Nell’inquietante scacchiere internazionale, con le varie alleanze e accordi, si sta giocando una partita politica ed economica; il premio in palio è la supremazia verso le altre nazioni, ma il prezzo da pagare si conta in vite umane. In questa folle partita si trova anche Jena, che è “costretto”, a suo malgrado, a partecipare.

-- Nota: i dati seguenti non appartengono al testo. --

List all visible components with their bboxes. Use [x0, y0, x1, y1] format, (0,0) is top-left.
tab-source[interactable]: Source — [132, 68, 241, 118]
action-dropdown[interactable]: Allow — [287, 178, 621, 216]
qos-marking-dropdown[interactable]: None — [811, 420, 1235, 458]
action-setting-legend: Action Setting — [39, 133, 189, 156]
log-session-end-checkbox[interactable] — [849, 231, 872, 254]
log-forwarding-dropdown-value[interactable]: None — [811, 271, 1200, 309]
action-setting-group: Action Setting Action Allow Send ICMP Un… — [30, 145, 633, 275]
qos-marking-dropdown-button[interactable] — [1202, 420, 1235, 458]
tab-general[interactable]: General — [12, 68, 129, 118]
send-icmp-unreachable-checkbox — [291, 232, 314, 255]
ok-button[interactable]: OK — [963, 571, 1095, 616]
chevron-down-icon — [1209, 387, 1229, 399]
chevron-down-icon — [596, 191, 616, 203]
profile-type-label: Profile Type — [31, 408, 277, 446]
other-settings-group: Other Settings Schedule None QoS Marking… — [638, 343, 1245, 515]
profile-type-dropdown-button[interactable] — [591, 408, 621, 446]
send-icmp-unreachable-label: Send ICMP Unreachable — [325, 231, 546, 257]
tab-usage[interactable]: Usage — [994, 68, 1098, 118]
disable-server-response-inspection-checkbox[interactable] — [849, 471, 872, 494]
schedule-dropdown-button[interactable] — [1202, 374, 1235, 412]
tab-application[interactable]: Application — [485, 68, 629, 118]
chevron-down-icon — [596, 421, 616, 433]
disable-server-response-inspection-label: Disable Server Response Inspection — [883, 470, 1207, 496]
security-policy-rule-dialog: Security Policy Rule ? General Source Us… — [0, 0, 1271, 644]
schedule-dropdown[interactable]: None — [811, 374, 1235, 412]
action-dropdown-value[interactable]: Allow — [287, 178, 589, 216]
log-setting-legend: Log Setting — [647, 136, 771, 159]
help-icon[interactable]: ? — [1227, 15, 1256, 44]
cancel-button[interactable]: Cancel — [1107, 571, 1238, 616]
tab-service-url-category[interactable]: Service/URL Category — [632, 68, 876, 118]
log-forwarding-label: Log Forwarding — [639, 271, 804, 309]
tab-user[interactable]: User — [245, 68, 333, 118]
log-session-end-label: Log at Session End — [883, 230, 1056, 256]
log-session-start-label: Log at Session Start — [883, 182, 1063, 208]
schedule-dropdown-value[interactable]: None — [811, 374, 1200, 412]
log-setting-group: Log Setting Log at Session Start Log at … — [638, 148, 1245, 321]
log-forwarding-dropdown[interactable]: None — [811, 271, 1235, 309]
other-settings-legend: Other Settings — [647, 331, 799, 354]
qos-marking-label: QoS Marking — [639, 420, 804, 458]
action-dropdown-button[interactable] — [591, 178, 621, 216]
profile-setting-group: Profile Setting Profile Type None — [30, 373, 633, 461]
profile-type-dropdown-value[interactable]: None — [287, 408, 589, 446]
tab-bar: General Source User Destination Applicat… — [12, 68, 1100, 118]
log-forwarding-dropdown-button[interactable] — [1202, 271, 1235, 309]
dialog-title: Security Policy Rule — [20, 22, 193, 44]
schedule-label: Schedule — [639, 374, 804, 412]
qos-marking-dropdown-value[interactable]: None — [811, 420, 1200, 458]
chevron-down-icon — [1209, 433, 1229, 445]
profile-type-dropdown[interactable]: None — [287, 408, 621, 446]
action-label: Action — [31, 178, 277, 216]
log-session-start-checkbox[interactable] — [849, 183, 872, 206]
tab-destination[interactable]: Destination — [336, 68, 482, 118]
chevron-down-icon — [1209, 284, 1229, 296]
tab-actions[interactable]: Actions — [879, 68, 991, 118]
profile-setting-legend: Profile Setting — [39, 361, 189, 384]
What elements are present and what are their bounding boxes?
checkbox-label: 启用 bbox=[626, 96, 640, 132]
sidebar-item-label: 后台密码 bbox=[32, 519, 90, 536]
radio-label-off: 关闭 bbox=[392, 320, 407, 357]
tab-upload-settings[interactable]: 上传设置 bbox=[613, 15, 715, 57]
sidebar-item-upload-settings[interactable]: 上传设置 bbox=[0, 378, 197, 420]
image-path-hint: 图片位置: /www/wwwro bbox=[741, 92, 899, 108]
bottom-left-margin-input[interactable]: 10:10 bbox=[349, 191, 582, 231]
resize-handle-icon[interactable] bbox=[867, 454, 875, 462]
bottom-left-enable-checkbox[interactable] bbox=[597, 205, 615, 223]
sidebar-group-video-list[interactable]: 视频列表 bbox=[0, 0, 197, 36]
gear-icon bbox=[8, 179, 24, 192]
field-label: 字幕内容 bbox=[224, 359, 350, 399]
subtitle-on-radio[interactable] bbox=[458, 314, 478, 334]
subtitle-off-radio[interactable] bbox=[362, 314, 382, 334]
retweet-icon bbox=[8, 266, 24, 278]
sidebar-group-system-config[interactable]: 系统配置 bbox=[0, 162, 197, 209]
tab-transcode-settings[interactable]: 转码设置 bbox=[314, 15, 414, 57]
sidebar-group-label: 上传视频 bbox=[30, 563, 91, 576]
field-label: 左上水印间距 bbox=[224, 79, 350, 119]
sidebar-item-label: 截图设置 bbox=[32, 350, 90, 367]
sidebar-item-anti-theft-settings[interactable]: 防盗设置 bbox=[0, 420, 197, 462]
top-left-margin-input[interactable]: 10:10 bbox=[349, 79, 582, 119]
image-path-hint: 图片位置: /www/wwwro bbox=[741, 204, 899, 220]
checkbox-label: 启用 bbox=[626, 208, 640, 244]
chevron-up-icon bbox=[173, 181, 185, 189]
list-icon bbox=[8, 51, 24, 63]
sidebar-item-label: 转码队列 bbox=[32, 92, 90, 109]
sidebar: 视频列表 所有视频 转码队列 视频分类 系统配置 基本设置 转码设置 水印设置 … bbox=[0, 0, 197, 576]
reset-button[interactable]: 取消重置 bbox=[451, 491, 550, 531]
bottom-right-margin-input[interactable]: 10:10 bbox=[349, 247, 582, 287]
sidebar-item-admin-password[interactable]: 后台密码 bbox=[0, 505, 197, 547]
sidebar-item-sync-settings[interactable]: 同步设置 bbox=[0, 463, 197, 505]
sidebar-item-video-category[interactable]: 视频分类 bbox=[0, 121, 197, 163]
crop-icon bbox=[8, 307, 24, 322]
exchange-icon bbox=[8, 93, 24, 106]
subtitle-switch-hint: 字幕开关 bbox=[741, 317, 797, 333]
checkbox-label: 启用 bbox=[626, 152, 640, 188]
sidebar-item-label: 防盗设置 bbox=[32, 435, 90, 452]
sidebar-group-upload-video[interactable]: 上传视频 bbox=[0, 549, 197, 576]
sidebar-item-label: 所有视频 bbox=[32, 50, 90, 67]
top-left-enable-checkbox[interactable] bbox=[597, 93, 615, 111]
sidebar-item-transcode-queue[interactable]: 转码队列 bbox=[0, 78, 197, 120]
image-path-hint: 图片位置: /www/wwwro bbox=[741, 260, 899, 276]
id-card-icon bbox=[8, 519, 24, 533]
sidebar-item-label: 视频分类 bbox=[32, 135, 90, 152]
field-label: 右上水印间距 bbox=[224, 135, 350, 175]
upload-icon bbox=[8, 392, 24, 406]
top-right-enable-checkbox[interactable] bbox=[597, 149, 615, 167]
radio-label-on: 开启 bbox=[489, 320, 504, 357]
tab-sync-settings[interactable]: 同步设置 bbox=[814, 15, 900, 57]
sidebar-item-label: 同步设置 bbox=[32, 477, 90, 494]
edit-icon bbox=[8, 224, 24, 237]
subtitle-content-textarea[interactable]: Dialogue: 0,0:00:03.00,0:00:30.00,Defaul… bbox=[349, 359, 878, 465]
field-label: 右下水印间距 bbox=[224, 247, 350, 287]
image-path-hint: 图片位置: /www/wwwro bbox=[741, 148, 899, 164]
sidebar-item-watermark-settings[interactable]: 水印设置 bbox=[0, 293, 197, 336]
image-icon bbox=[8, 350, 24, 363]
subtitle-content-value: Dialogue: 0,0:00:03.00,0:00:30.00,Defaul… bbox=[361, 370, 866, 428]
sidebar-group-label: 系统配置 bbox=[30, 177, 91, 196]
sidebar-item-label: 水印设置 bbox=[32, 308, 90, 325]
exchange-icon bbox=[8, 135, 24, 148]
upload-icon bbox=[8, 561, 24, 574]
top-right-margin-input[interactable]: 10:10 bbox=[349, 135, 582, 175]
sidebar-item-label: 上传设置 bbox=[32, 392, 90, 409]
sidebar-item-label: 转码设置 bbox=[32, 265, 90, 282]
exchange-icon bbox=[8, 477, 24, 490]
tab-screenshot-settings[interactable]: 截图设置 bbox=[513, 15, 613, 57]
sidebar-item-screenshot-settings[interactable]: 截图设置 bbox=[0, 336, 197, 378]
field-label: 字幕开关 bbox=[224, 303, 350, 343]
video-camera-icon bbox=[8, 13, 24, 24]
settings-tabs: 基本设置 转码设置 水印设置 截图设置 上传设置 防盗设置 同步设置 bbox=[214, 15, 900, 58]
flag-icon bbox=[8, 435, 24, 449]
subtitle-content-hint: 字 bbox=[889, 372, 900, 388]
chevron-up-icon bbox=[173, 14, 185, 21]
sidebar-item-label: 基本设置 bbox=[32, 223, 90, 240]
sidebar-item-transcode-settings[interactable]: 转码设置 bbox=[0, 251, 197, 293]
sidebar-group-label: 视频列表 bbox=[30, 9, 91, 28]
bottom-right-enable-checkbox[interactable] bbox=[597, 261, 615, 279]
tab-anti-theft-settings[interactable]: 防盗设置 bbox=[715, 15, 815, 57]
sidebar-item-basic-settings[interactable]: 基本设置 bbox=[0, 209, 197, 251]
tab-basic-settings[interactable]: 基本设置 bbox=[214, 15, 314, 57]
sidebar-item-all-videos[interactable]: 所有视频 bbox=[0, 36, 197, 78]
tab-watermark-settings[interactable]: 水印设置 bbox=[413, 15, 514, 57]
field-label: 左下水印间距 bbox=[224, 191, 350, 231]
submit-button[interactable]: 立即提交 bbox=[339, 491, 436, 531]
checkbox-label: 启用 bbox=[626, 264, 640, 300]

Il presidente degli Stati Uniti è disperso a New York e insieme a lui il segreto per l’annientamento dei rivali sovietici; spetta proprio a Jena andare a recuperare l’uomo più importante del mondo, ma solamente perché ne va di mezzo la sua vita.
Una volta terminato questo compito il suo status di figura imparziale viene ristabilita; a lui non interessa che ci sia una soluzione per concludere il conflitto. Il presidente è salvo, ma la cassetta contenete i dati per la distruzione dell’URSS viene distrutta proprio da Jena, dando quindi all’umanità un’ennesima, e ultima, possibilità. Il finale di Fuga da New York ci mostra Jena nel modo più umano possibile: una persona che ha visto tanto male nella sua vita, ma che, in fin dei conti, spera in un futuro migliore.
Ma questa, più che una speranza, è solamente un ingenuo pensiero, scomparso anch’esso come la fiamma di una candela al vento. E, naturalmente, Jena è consapevole di tutto questo. In Fuga da Los Angeles l’umanità ci ricasca. Ma questa è l’ultima volta. Jena Plissken decide di spegnere il mondo.
Jena vuole spegnerlo. La sua volontà, la volontà di un singolo, si è espressa per tutti noi. Tutte le certezze sono azzerate. Niente ha più valore. Tutto è tornato a essere come durante l’alba dei tempi.
Il suo gesto, il gesto di un singolo uomo che ha deciso di compiere in modo totalmente arbitrario, è quanto di più fuori dagli schemi si potesse compiere. Un uomo che ha dedicato tutta la sua vita per combattere l’idea del “ruolo” conclude la sua epopea abbattendo tutti i ruoli di tutte le persone.
Conoscendo il genere umano, e il seme autodistruttivo che abita nella nostra coscienza, probabilmente tutto ciò che è stato distrutto sarà ricostruito in breve tempo, ma questo forse non è così importante.